As the thresholding is crucial for muscle segmentation there are some studies proposing different manual, semi-automated, or automated approaches. Otsu et al. [23] presented a method to select a threshold automatically from a gray-level histogram. Cooley et al. [24] acquired an initial histogram for each image by first outlining both MF (connected via the subcutaneous fat but excluding any vertebral structures). Ranson et al. [25] proposed tissue differentiation based on manual segmentation of the three tissue types within the MRI vertebral bone, paraspinal muscles, and intermuscular fat. The resulting grayscale values for the three tissue types were then normalized to the total number of pixels analyzed to determine the grayscale range of MR signal intensities for the three tissue types across the scan set. Although these articles suggest methods that could be supposedly effective, they do not provide a gold standard for assessing the infiltration of fat in the paraspinal muscles.

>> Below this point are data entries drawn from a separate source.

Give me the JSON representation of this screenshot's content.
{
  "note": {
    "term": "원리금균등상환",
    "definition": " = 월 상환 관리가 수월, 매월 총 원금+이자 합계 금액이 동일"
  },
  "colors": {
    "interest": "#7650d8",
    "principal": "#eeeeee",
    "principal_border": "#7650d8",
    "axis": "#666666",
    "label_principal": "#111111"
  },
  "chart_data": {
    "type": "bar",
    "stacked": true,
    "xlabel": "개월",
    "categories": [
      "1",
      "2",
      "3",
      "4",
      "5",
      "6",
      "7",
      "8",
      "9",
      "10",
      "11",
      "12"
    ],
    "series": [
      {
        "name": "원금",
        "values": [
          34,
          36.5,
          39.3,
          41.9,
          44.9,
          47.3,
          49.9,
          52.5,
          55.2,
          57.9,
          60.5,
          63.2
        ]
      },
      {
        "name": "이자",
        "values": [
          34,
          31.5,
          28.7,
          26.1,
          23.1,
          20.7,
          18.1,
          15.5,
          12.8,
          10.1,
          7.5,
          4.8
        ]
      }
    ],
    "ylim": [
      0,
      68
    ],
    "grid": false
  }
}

The paper’s main limitation is that only two image processing software for the quantitative assessment of paraspinal muscle composition was compared even if there exists a wide variety of different software approaches. Besides the two compared manual threshold methods there exists further manual, semi-automated or automated approaches which could not be compared within this paper.

Conclusion

In conclusion, the presented method to study paraspinal muscle CSA and composition has a high degree of reliability with very good agreement between the two software programs. However, the comparison between the two different thresholding approaches presented mostly moderate or poor reliability and therefore the results of these different thresholding methods should not be compared against each other.